Peter Grosser: „Große Sorge um Sechzig“

München - Er erinnert sich noch an ruhmreiche Zeiten des TSV 1860 - weil er live dabei war: Peter Grosser, Meisterlöwe von 1966, spricht über die aktuelle Misere der Sechziger und erklärt, worauf es im Abstiegskampf ankommt.
AZ: Herr Grosser, zuletzt gab’s zwei Pleiten in zwei Spielen für die Löwen. Sind Sie in Sorge um Ihren Herzensverein?
Peter Grosser: Freilich mache ich mir große Sorgen. Ich bin bei jedem Heimspiel und zittere jedes Mal mit. Das will doch keiner, dass Sechzig in der Dritten Liga spielt.
Momentan sieht es so aus, als würde es richtig eng werden im Abstiegskampf. Trainer Torsten Fröhling hatte zuletzt gesagt, er habe keinen Männerfußball gesehen. Können Sie nachvollziehen, dass Fröhling seine Spieler nach der Braunschweig-Pleite zum ersten Mal zusammengefaltet hat, anstatt sie in Schutz zu nehmen?
Ja. Diese Kritik hätte ich schon nach dem Spiel gegen Erzgebirge Aue erwartet. Wenn ich gegen die schwächste Auswärtsmannschaft und – nach deren eigener Aussage – ihrem schlechtesten Spiel zuhause 0:1 verliere, kann ich nicht von einem sehr guten Spiel reden und darauf aufbauen. Man braucht sich nicht wundern, wenn dann ein solcher Auftritt wie in Braunschweig folgt. Die richtige Selbsteinschätzung ist Voraussetzung für künftige Erfolge. Es geht nur über den absoluten Kampf ins Spiel zu finden.
Was muss sich denn Ihrer Meinung nach ändern, um diese Erfolge zu feiern?
Sie müssen die Heimspiele anders angehen als zuletzt. Nur zwei Heimsiege? Puh. Es kann doch nicht sein, dass die Gegner in dieses Stadion kommen – und frech aufspielen. Das muss eine Festung sein! Nicht spielerisch glänzen wollen, sondern ab sofort den absoluten Abstiegskampf annehmen, heißt es jetzt. Das hat man für mich noch immer nicht gesehen. In die Zweikämpfe werfen, den Gegner schon bei der Ballannahme stören und – was ganz entscheidend ist –, das Spiel ohne Ball in der Offensive. Es sind bei einem Angriff meist fünf, sechs Spieler beteiligt. Man muss ganz vorne im Sprint in den Strafraum gehen, die Tore unbedingt machen wollen. Dann fallen sie auch. Vorne wie hinten: Kein Schritt und kein Sprint dürfen zu viel sein.

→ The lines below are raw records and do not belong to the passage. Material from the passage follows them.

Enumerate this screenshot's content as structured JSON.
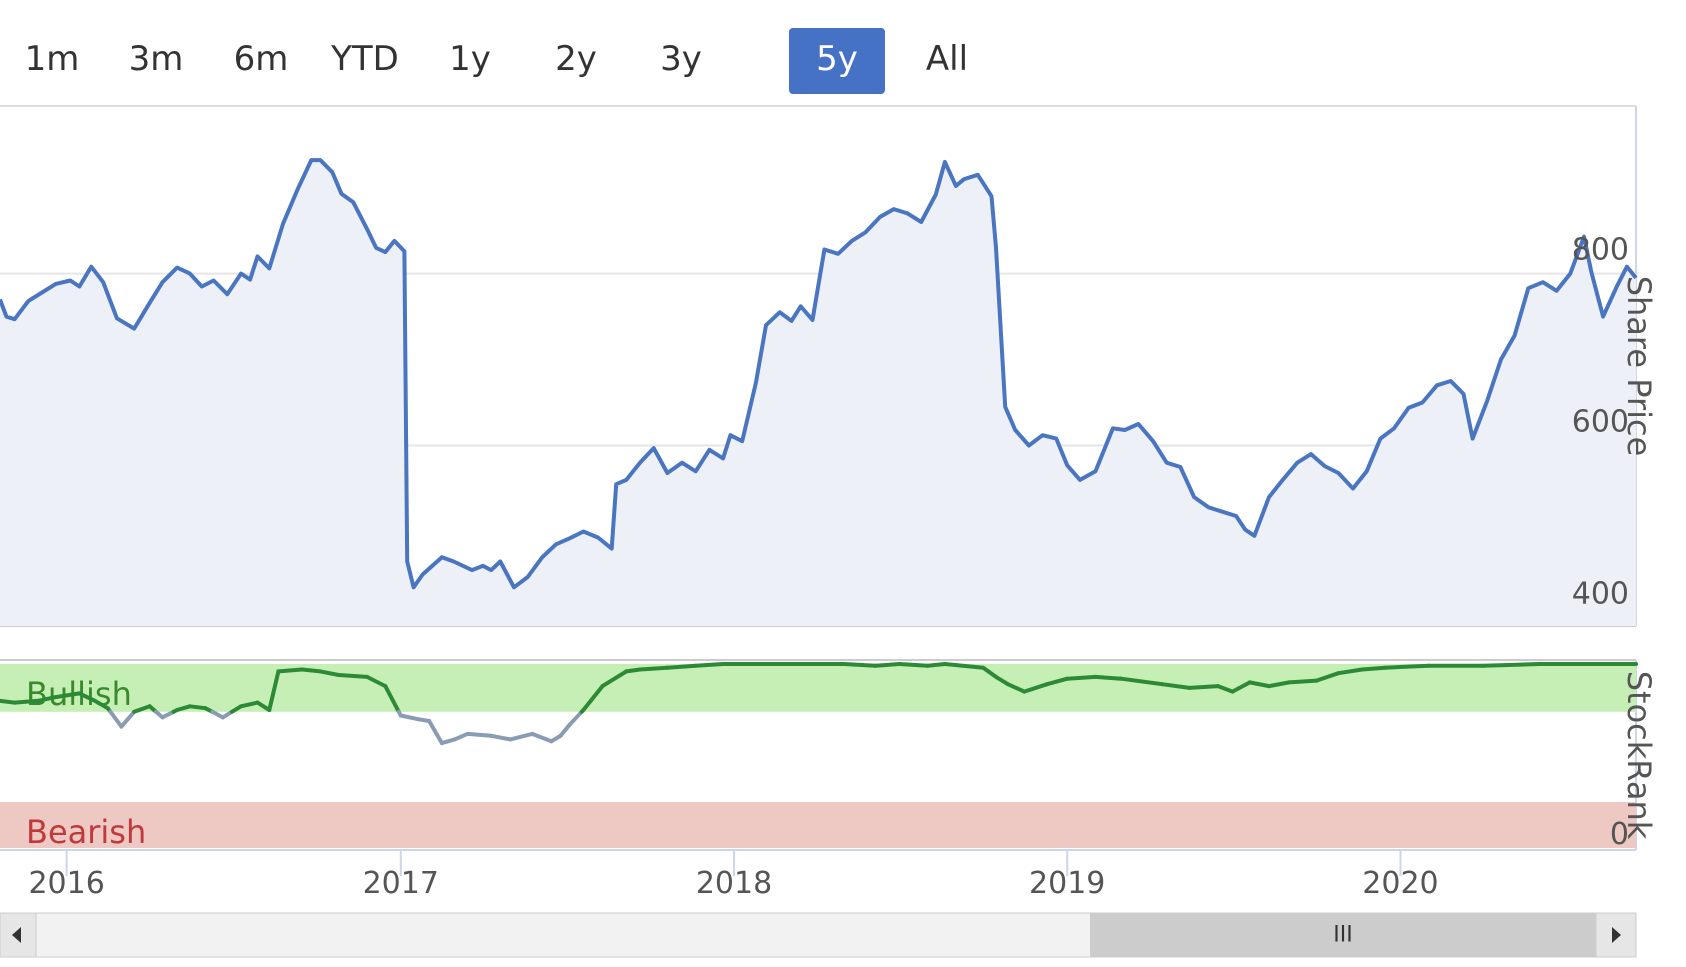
{
  "range_selector": {
    "buttons": [
      "1m",
      "3m",
      "6m",
      "YTD",
      "1y",
      "2y",
      "3y",
      "5y",
      "All"
    ],
    "active": "5y"
  },
  "chart_data": [
    {
      "type": "line",
      "title": "",
      "ylabel": "Share Price",
      "ylim": [
        390,
        995
      ],
      "yticks": [
        400,
        600,
        800
      ],
      "xlim": [
        "2015-10-20",
        "2020-09-15"
      ],
      "xticks": [
        "2016",
        "2017",
        "2018",
        "2019",
        "2020"
      ],
      "grid": true,
      "area_fill": true,
      "color": "#4a75c0",
      "series": [
        {
          "name": "",
          "points": [
            [
              "2015-10-20",
              770
            ],
            [
              "2015-10-27",
              750
            ],
            [
              "2015-11-05",
              747
            ],
            [
              "2015-11-20",
              768
            ],
            [
              "2015-12-05",
              778
            ],
            [
              "2015-12-20",
              788
            ],
            [
              "2016-01-05",
              792
            ],
            [
              "2016-01-15",
              785
            ],
            [
              "2016-01-28",
              808
            ],
            [
              "2016-02-10",
              790
            ],
            [
              "2016-02-25",
              748
            ],
            [
              "2016-03-15",
              736
            ],
            [
              "2016-04-01",
              766
            ],
            [
              "2016-04-15",
              790
            ],
            [
              "2016-05-01",
              807
            ],
            [
              "2016-05-15",
              800
            ],
            [
              "2016-05-28",
              785
            ],
            [
              "2016-06-10",
              792
            ],
            [
              "2016-06-25",
              776
            ],
            [
              "2016-07-10",
              800
            ],
            [
              "2016-07-20",
              793
            ],
            [
              "2016-07-28",
              820
            ],
            [
              "2016-08-10",
              806
            ],
            [
              "2016-08-25",
              858
            ],
            [
              "2016-09-10",
              898
            ],
            [
              "2016-09-25",
              932
            ],
            [
              "2016-10-05",
              932
            ],
            [
              "2016-10-18",
              918
            ],
            [
              "2016-10-28",
              893
            ],
            [
              "2016-11-10",
              883
            ],
            [
              "2016-11-25",
              852
            ],
            [
              "2016-12-05",
              830
            ],
            [
              "2016-12-15",
              825
            ],
            [
              "2016-12-25",
              838
            ],
            [
              "2017-01-05",
              826
            ],
            [
              "2017-01-08",
              465
            ],
            [
              "2017-01-15",
              435
            ],
            [
              "2017-01-25",
              450
            ],
            [
              "2017-02-15",
              470
            ],
            [
              "2017-02-28",
              465
            ],
            [
              "2017-03-20",
              455
            ],
            [
              "2017-04-01",
              460
            ],
            [
              "2017-04-10",
              455
            ],
            [
              "2017-04-20",
              465
            ],
            [
              "2017-05-05",
              435
            ],
            [
              "2017-05-20",
              447
            ],
            [
              "2017-06-05",
              470
            ],
            [
              "2017-06-20",
              485
            ],
            [
              "2017-07-05",
              492
            ],
            [
              "2017-07-20",
              500
            ],
            [
              "2017-08-05",
              493
            ],
            [
              "2017-08-20",
              480
            ],
            [
              "2017-08-25",
              555
            ],
            [
              "2017-09-05",
              560
            ],
            [
              "2017-09-20",
              580
            ],
            [
              "2017-10-05",
              597
            ],
            [
              "2017-10-20",
              568
            ],
            [
              "2017-11-05",
              580
            ],
            [
              "2017-11-20",
              570
            ],
            [
              "2017-12-05",
              595
            ],
            [
              "2017-12-20",
              585
            ],
            [
              "2017-12-28",
              612
            ],
            [
              "2018-01-10",
              605
            ],
            [
              "2018-01-25",
              673
            ],
            [
              "2018-02-05",
              740
            ],
            [
              "2018-02-20",
              755
            ],
            [
              "2018-03-05",
              745
            ],
            [
              "2018-03-15",
              762
            ],
            [
              "2018-03-28",
              746
            ],
            [
              "2018-04-10",
              828
            ],
            [
              "2018-04-25",
              823
            ],
            [
              "2018-05-10",
              838
            ],
            [
              "2018-05-25",
              848
            ],
            [
              "2018-06-10",
              866
            ],
            [
              "2018-06-25",
              875
            ],
            [
              "2018-07-10",
              870
            ],
            [
              "2018-07-25",
              860
            ],
            [
              "2018-08-10",
              892
            ],
            [
              "2018-08-20",
              930
            ],
            [
              "2018-09-01",
              902
            ],
            [
              "2018-09-10",
              910
            ],
            [
              "2018-09-25",
              915
            ],
            [
              "2018-10-10",
              890
            ],
            [
              "2018-10-15",
              830
            ],
            [
              "2018-10-25",
              645
            ],
            [
              "2018-11-05",
              618
            ],
            [
              "2018-11-20",
              600
            ],
            [
              "2018-12-05",
              612
            ],
            [
              "2018-12-20",
              608
            ],
            [
              "2019-01-01",
              577
            ],
            [
              "2019-01-15",
              560
            ],
            [
              "2019-02-01",
              570
            ],
            [
              "2019-02-20",
              620
            ],
            [
              "2019-03-05",
              618
            ],
            [
              "2019-03-20",
              625
            ],
            [
              "2019-04-05",
              605
            ],
            [
              "2019-04-20",
              580
            ],
            [
              "2019-05-05",
              575
            ],
            [
              "2019-05-20",
              540
            ],
            [
              "2019-06-05",
              528
            ],
            [
              "2019-06-20",
              523
            ],
            [
              "2019-07-05",
              518
            ],
            [
              "2019-07-15",
              502
            ],
            [
              "2019-07-25",
              495
            ],
            [
              "2019-08-10",
              540
            ],
            [
              "2019-08-25",
              560
            ],
            [
              "2019-09-10",
              580
            ],
            [
              "2019-09-25",
              590
            ],
            [
              "2019-10-10",
              576
            ],
            [
              "2019-10-25",
              568
            ],
            [
              "2019-11-10",
              550
            ],
            [
              "2019-11-25",
              570
            ],
            [
              "2019-12-10",
              608
            ],
            [
              "2019-12-25",
              620
            ],
            [
              "2020-01-10",
              644
            ],
            [
              "2020-01-25",
              650
            ],
            [
              "2020-02-10",
              670
            ],
            [
              "2020-02-25",
              675
            ],
            [
              "2020-03-10",
              660
            ],
            [
              "2020-03-20",
              608
            ],
            [
              "2020-04-05",
              652
            ],
            [
              "2020-04-20",
              700
            ],
            [
              "2020-05-05",
              728
            ],
            [
              "2020-05-20",
              783
            ],
            [
              "2020-06-05",
              790
            ],
            [
              "2020-06-20",
              780
            ],
            [
              "2020-07-05",
              800
            ],
            [
              "2020-07-20",
              843
            ],
            [
              "2020-07-28",
              802
            ],
            [
              "2020-08-10",
              750
            ],
            [
              "2020-08-25",
              785
            ],
            [
              "2020-09-05",
              808
            ],
            [
              "2020-09-15",
              795
            ]
          ]
        }
      ]
    },
    {
      "type": "line",
      "title": "",
      "ylabel": "StockRank",
      "ylim": [
        0,
        100
      ],
      "yticks": [
        0
      ],
      "xlim": [
        "2015-10-20",
        "2020-09-15"
      ],
      "xticks": [
        "2016",
        "2017",
        "2018",
        "2019",
        "2020"
      ],
      "bands": [
        {
          "label": "Bullish",
          "from": 74,
          "to": 100,
          "color": "#c6efb6",
          "text_color": "#3a8a2c"
        },
        {
          "label": "Bearish",
          "from": 0,
          "to": 25,
          "color": "#eec8c2",
          "text_color": "#c0393b"
        }
      ],
      "threshold": 74,
      "colors": {
        "above": "#2c8a36",
        "below": "#8a9bb4"
      },
      "series": [
        {
          "name": "",
          "points": [
            [
              "2015-10-20",
              80
            ],
            [
              "2015-11-05",
              79
            ],
            [
              "2015-12-01",
              80
            ],
            [
              "2015-12-20",
              82
            ],
            [
              "2016-01-15",
              84
            ],
            [
              "2016-02-01",
              80
            ],
            [
              "2016-02-15",
              76
            ],
            [
              "2016-03-01",
              66
            ],
            [
              "2016-03-15",
              74
            ],
            [
              "2016-04-01",
              77
            ],
            [
              "2016-04-15",
              71
            ],
            [
              "2016-05-01",
              75
            ],
            [
              "2016-05-15",
              77
            ],
            [
              "2016-06-01",
              76
            ],
            [
              "2016-06-20",
              71
            ],
            [
              "2016-07-10",
              77
            ],
            [
              "2016-07-28",
              79
            ],
            [
              "2016-08-10",
              75
            ],
            [
              "2016-08-20",
              96
            ],
            [
              "2016-09-15",
              97
            ],
            [
              "2016-10-05",
              96
            ],
            [
              "2016-10-25",
              94
            ],
            [
              "2016-11-25",
              93
            ],
            [
              "2016-12-15",
              88
            ],
            [
              "2017-01-01",
              72
            ],
            [
              "2017-01-20",
              70
            ],
            [
              "2017-02-01",
              69
            ],
            [
              "2017-02-15",
              57
            ],
            [
              "2017-03-01",
              59
            ],
            [
              "2017-03-15",
              62
            ],
            [
              "2017-04-10",
              61
            ],
            [
              "2017-05-01",
              59
            ],
            [
              "2017-05-25",
              62
            ],
            [
              "2017-06-15",
              58
            ],
            [
              "2017-06-25",
              61
            ],
            [
              "2017-07-05",
              67
            ],
            [
              "2017-07-20",
              75
            ],
            [
              "2017-08-10",
              88
            ],
            [
              "2017-09-05",
              96
            ],
            [
              "2017-09-20",
              97
            ],
            [
              "2017-10-20",
              98
            ],
            [
              "2017-11-20",
              99
            ],
            [
              "2017-12-20",
              100
            ],
            [
              "2018-03-01",
              100
            ],
            [
              "2018-05-01",
              100
            ],
            [
              "2018-06-05",
              99
            ],
            [
              "2018-07-01",
              100
            ],
            [
              "2018-08-01",
              99
            ],
            [
              "2018-08-20",
              100
            ],
            [
              "2018-10-01",
              98
            ],
            [
              "2018-10-15",
              93
            ],
            [
              "2018-10-28",
              89
            ],
            [
              "2018-11-15",
              85
            ],
            [
              "2018-12-10",
              89
            ],
            [
              "2019-01-01",
              92
            ],
            [
              "2019-02-01",
              93
            ],
            [
              "2019-03-01",
              92
            ],
            [
              "2019-04-15",
              89
            ],
            [
              "2019-05-15",
              87
            ],
            [
              "2019-06-15",
              88
            ],
            [
              "2019-07-01",
              85
            ],
            [
              "2019-07-20",
              90
            ],
            [
              "2019-08-10",
              88
            ],
            [
              "2019-09-01",
              90
            ],
            [
              "2019-10-01",
              91
            ],
            [
              "2019-10-25",
              95
            ],
            [
              "2019-11-20",
              97
            ],
            [
              "2019-12-15",
              98
            ],
            [
              "2020-02-01",
              99
            ],
            [
              "2020-04-01",
              99
            ],
            [
              "2020-06-01",
              100
            ],
            [
              "2020-07-15",
              100
            ],
            [
              "2020-08-01",
              101
            ],
            [
              "2020-09-15",
              100
            ]
          ]
        }
      ]
    }
  ],
  "x_axis": {
    "labels": [
      "2016",
      "2017",
      "2018",
      "2019",
      "2020"
    ]
  },
  "navigator": {
    "handle": "III"
  }
}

So, wie der FC St. Pauli vor acht Tagen 4:0 gegen Fortuna Düsseldorf – das war Abstiegskampf pur!
Pauli hat aber eine Woche später wieder 3:0 verloren…
Gegen wen doch gleich?
Gegen den Karlsruher SC.
Entschuldigen Sie mal: Die sind für mich Aufstiegsfavorit. Da kannst du mal verlieren, auch so hoch. Aber nicht gegen Mitkonkurrenten um den Abstieg.
Wo wir schon über Düsseldorf und den KSC sprechen: 1860 muss gegen beide noch ran, ansonsten geht‘s nur gegen Teams aus dem Tabellen-Mittelfeld, für die es um nicht mehr geht. Ein Vorteil oder nicht?
Das wäre ein Trugschluss. Jeder, der aufs Spielfeld geht, will gewinnen. Für alle gibt es eine Siegesprämie, für jeden Verein einen finanziellen Vorteil. Dort braucht man keine Hoffnung schöpfen, das wäre weltfremd. Dazu fällt auch ein Beispiel ein…
Erzählen Sie es uns!
Ich habe in Unterhaching, damals in der Zweiten Liga kurz als Trainer ausgeholfen. Wir haben zwei Runden vor Schluss in Freiburg gespielt, die waren schon Meister. Wir dachten: Die nehmen es nicht mehr ernst – April, April! Das Gegenteil war der Fall. Sie haben das beste Spiel der ganzen Saison gemacht, uns 4:2 geschlagen und wir sind damals als Siebtletzter abgestiegen. Das war das einzige Mal, dass ich abgestiegen bin. Ich hoffe, Sechzig lässt das jetzt lieber bleiben.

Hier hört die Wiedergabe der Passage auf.